In 2007, the Louisiana Legislature adopted the first Coastal Master Plan. The plan presented a conceptual vision of a sustainable coast and established the goals and objectives that continue to drive the restoration and protection efforts of our coastal program. Since then, more resources have been invested in coastal protection and restoration in Louisiana and more progress has been made than in any other period in our state’s history. The key to success has been twofold – persistent improvement of our ability to get dollars on the ground quickly and efficiently to effect change and continued development of our foundation – the science, the tools, and the people that support this critical work.

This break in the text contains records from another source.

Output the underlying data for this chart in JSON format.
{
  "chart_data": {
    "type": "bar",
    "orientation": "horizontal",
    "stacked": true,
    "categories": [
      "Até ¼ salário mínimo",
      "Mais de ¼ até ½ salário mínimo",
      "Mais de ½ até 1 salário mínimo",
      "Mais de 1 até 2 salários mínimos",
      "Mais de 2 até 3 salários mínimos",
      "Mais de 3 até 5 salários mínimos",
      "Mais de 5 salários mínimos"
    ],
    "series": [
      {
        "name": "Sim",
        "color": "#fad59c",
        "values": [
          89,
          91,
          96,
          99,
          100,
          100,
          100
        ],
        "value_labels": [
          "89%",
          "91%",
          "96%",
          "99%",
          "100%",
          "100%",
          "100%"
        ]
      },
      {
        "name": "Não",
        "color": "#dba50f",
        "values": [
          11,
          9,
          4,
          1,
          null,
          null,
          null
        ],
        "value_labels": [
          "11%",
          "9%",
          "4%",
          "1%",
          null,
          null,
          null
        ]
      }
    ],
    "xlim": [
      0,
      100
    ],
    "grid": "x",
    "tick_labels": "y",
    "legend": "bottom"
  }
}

“Since the first Coastal Master Plan was adopted in 2007, as well as the subsequent annual plans, the CPRA has implemented larger, more complex, and more impactful projects than ever before” said CPRA Chairman Chip Kline. “Working with local, state, and federal partners, the CPRA has constructed over 45 miles of barrier islands and berms, benefitted more than 25,700 acres of coastal habitat, and built or improved approximately 250 miles of levee, affording protection to coastal communities and restoring important habitats for fish and wildlife. The passage of the 2016 Annual Plan represents a critical step forward in continuing to implement these efforts.”

Before it was submitted to the legislature, the Annual Plan was submitted to the public for discussion and comment during open meetings in Houma, Lake Charles and New Orleans, and was available for review online and through distributed printed copies. Comments and suggestions received at these public meetings and through written submissions were incorporated into the final plan which was approved by the CPRA Board for submission to the legislature. The plan was approved by both the House and Senate Transportation and Natural Resources committees, and ultimately by both houses of the legislature.